Pour négocier, utilisez les données de l’APEC “Grille santé numérique” et les offres réelles sur Talents.com. Préparez un argumentaire chiffré : par exemple, “le salaire médian pour un confirmé est 33 000 €, j’apporte 3 ans d’expérience en télémédecine et une certification HDS”.
Un autre levier est la mobilité géographique. Accepter un poste en région peut permettre d’obtenir 5 % de plus qu’à Paris, grâce à l’offre limitée. La négociation sur le télétravail (jusqu’à 3 jours par semaine) est aussi un avantage non monétaire.
10. Avantages et primes spécifiques au métier
Le chargé de santé numérique bénéficie de primes sectorielles. Dans la fonction publique hospitalière, la prime Ségur de la santé (environ 200 € nets par mois) s’applique aux postes en établissement. Certains CHU versent une prime de fonction numérique (100‑300 € brut).
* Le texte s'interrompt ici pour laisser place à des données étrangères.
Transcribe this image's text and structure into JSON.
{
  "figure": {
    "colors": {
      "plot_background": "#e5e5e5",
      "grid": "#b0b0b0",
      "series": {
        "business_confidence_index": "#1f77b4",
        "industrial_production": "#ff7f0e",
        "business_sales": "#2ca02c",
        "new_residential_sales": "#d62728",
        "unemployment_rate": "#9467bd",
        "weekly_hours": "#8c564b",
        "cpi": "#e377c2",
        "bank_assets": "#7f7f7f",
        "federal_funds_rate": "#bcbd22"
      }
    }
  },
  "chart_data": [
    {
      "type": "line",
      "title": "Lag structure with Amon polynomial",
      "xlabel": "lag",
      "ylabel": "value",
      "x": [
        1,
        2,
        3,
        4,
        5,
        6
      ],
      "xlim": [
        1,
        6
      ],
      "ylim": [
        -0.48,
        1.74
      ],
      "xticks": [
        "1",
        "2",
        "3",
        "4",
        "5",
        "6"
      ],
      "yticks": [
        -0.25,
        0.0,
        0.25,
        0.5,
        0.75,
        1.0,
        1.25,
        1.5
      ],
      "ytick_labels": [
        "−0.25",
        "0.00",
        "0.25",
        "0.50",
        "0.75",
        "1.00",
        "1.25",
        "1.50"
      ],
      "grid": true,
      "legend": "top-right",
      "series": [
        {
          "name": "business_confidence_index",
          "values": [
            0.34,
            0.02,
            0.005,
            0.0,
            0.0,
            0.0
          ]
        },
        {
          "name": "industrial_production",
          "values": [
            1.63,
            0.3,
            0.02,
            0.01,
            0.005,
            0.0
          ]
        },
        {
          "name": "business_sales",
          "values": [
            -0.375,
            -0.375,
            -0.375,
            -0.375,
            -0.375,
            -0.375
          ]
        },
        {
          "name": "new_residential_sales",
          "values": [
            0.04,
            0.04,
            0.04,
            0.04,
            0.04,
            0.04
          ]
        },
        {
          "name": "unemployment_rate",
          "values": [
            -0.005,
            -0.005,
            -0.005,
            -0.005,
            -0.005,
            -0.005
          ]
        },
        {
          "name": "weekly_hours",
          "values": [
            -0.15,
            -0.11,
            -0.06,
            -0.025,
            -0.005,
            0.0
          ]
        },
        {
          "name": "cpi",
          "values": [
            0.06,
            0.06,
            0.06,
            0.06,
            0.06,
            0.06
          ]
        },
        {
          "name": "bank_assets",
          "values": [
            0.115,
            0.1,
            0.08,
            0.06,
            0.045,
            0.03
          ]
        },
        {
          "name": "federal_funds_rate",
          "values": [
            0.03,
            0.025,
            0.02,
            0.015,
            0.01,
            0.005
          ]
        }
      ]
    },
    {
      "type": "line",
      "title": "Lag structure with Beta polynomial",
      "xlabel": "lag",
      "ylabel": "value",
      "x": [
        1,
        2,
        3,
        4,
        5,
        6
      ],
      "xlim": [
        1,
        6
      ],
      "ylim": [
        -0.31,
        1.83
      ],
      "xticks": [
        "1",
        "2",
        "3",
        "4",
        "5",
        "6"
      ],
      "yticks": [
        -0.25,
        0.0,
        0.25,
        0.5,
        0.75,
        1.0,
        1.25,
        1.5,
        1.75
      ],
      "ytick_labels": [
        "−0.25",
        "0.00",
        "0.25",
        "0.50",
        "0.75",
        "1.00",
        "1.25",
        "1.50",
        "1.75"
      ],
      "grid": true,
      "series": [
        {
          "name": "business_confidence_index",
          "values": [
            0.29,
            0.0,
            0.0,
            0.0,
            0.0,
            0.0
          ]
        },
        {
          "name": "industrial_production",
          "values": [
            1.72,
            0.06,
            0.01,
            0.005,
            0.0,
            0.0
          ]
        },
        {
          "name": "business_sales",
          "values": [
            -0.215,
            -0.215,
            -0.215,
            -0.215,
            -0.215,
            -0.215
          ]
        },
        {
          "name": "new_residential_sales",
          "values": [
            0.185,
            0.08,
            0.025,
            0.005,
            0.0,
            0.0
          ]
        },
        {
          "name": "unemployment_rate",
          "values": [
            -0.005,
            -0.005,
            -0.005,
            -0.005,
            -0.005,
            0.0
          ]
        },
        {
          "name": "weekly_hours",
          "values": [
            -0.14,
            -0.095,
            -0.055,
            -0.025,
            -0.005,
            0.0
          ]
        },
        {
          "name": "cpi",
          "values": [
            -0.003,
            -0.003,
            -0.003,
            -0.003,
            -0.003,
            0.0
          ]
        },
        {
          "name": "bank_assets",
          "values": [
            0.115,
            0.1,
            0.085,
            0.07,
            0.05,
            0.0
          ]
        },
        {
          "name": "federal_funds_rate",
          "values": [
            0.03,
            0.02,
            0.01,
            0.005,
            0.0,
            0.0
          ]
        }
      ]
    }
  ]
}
- Prime Ségur : 200 € nets/mois pour les hospitaliers (source : DGOS).
- Intéressement start‑up : jusqu’à 10 % du salaire dans les jeunes pousses e‑santé.
- Ticket restaurant : valeur faciale 9 €, employeur paie 60 %.
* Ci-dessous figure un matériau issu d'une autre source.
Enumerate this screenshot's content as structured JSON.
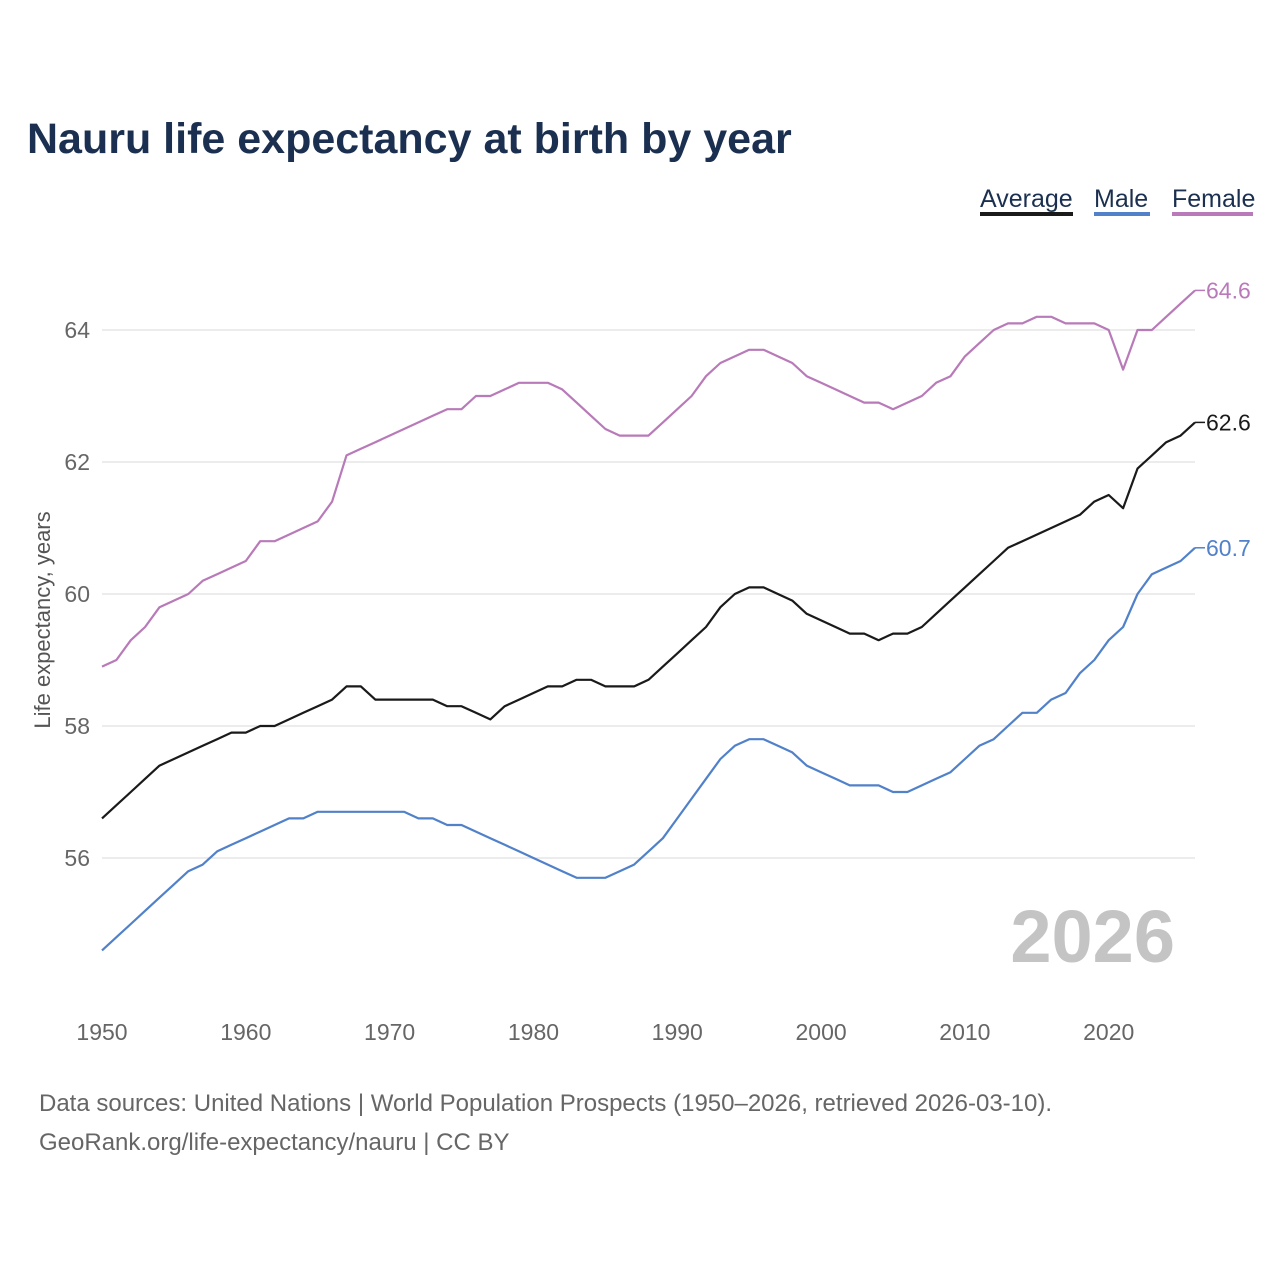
{
  "chart_data": {
    "type": "line",
    "title": "Nauru life expectancy at birth by year",
    "xlabel": "",
    "ylabel": "Life expectancy, years",
    "xlim": [
      1950,
      2026
    ],
    "ylim": [
      54.3,
      65.3
    ],
    "x_ticks": [
      1950,
      1960,
      1970,
      1980,
      1990,
      2000,
      2010,
      2020
    ],
    "y_ticks": [
      56,
      58,
      60,
      62,
      64
    ],
    "grid": true,
    "legend_position": "top-right",
    "year_watermark": "2026",
    "x_start": 1950,
    "series": [
      {
        "name": "Average",
        "color": "#1a1a1a",
        "end_label": "62.6",
        "values": [
          56.6,
          56.8,
          57.0,
          57.2,
          57.4,
          57.5,
          57.6,
          57.7,
          57.8,
          57.9,
          57.9,
          58.0,
          58.0,
          58.1,
          58.2,
          58.3,
          58.4,
          58.6,
          58.6,
          58.4,
          58.4,
          58.4,
          58.4,
          58.4,
          58.3,
          58.3,
          58.2,
          58.1,
          58.3,
          58.4,
          58.5,
          58.6,
          58.6,
          58.7,
          58.7,
          58.6,
          58.6,
          58.6,
          58.7,
          58.9,
          59.1,
          59.3,
          59.5,
          59.8,
          60.0,
          60.1,
          60.1,
          60.0,
          59.9,
          59.7,
          59.6,
          59.5,
          59.4,
          59.4,
          59.3,
          59.4,
          59.4,
          59.5,
          59.7,
          59.9,
          60.1,
          60.3,
          60.5,
          60.7,
          60.8,
          60.9,
          61.0,
          61.1,
          61.2,
          61.4,
          61.5,
          61.3,
          61.9,
          62.1,
          62.3,
          62.4,
          62.6
        ]
      },
      {
        "name": "Male",
        "color": "#5081c9",
        "end_label": "60.7",
        "values": [
          54.6,
          54.8,
          55.0,
          55.2,
          55.4,
          55.6,
          55.8,
          55.9,
          56.1,
          56.2,
          56.3,
          56.4,
          56.5,
          56.6,
          56.6,
          56.7,
          56.7,
          56.7,
          56.7,
          56.7,
          56.7,
          56.7,
          56.6,
          56.6,
          56.5,
          56.5,
          56.4,
          56.3,
          56.2,
          56.1,
          56.0,
          55.9,
          55.8,
          55.7,
          55.7,
          55.7,
          55.8,
          55.9,
          56.1,
          56.3,
          56.6,
          56.9,
          57.2,
          57.5,
          57.7,
          57.8,
          57.8,
          57.7,
          57.6,
          57.4,
          57.3,
          57.2,
          57.1,
          57.1,
          57.1,
          57.0,
          57.0,
          57.1,
          57.2,
          57.3,
          57.5,
          57.7,
          57.8,
          58.0,
          58.2,
          58.2,
          58.4,
          58.5,
          58.8,
          59.0,
          59.3,
          59.5,
          60.0,
          60.3,
          60.4,
          60.5,
          60.7
        ]
      },
      {
        "name": "Female",
        "color": "#b87ab8",
        "end_label": "64.6",
        "values": [
          58.9,
          59.0,
          59.3,
          59.5,
          59.8,
          59.9,
          60.0,
          60.2,
          60.3,
          60.4,
          60.5,
          60.8,
          60.8,
          60.9,
          61.0,
          61.1,
          61.4,
          62.1,
          62.2,
          62.3,
          62.4,
          62.5,
          62.6,
          62.7,
          62.8,
          62.8,
          63.0,
          63.0,
          63.1,
          63.2,
          63.2,
          63.2,
          63.1,
          62.9,
          62.7,
          62.5,
          62.4,
          62.4,
          62.4,
          62.6,
          62.8,
          63.0,
          63.3,
          63.5,
          63.6,
          63.7,
          63.7,
          63.6,
          63.5,
          63.3,
          63.2,
          63.1,
          63.0,
          62.9,
          62.9,
          62.8,
          62.9,
          63.0,
          63.2,
          63.3,
          63.6,
          63.8,
          64.0,
          64.1,
          64.1,
          64.2,
          64.2,
          64.1,
          64.1,
          64.1,
          64.0,
          63.4,
          64.0,
          64.0,
          64.2,
          64.4,
          64.6
        ]
      }
    ]
  },
  "footer": {
    "line1": "Data sources: United Nations | World Population Prospects (1950–2026, retrieved 2026-03-10).",
    "line2": "GeoRank.org/life-expectancy/nauru | CC BY"
  }
}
- Participation aux frais de transport : 75% de l’abonnement (loi LOM).
- Crédits formation : via le CPF, à vérifier sur moncompteformation.gouv.fr.
- Prime de certification : certaines entreprises (ex : Doctolib) offrent 1 000 € pour l’obtention de HDS.
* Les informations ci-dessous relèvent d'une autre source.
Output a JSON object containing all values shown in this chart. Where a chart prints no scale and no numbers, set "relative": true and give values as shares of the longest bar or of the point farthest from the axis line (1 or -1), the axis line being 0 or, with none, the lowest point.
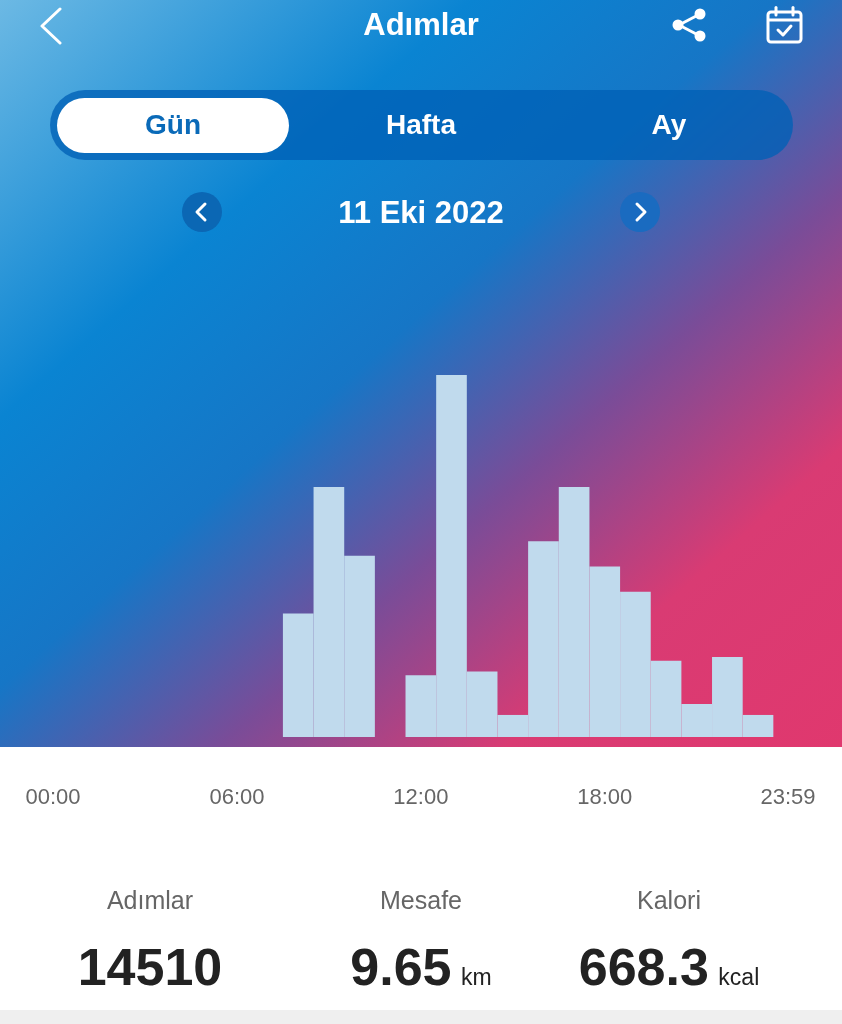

Dans le privé, les actionnariats salariés sont possibles dans les éditeurs cotés (ex : Cegedim). Le télétravail est devenu un standard : 2‑3 jours par semaine, ce qui réduit les frais de transport.
11. Outils pour benchmarker son salaire
Avant d’accepter une offre ou de demander une augmentation, utilisez ces plateformes. Les données les plus fiables viennent de l’APEC et de Talents.com.
- APEC : outil “Salaire Cadre” gratuit, actualisé chaque année. Permet de filtrer par métier, région et expérience.
- Glassdoor France : salaires déclarés par les utilisateurs, biais de sous‑déclaration, utile pour les fourchettes.
- Talents.com : benchmark basé sur les offres réelles, spécifique aux métiers tech/santé.
- LinkedIn Salary : donne les médianes par titre de poste et localisation.
- INSEE – Salaire Net Moyen : indicateur macro par catégorie socioprofessionnelle (cadres de la santé).
L’APEC publie aussi chaque année “Les salaires des cadres par secteur” et “Baromètre Tech” qui incluent la santé numérique. En 2026, le guide “Salaire santé numérique” de l’APEC est disponible en PDF.
Pour un diagnostic personnalisé, les conseillers de France Travail (ex‑Pôle emploi) peuvent fournir les données BMO. Enfin, les syndicats professionnels comme Syntec Numérique et France Digitale proposent des études réservées aux adhérents.
En cumulant ces sources, vous obtenez une vision précise du marché. Le salaire médian de 31 438 € est un point d’ancrage, mais les écarts individuels peuvent atteindre 20 % selon les compétences et la négociation.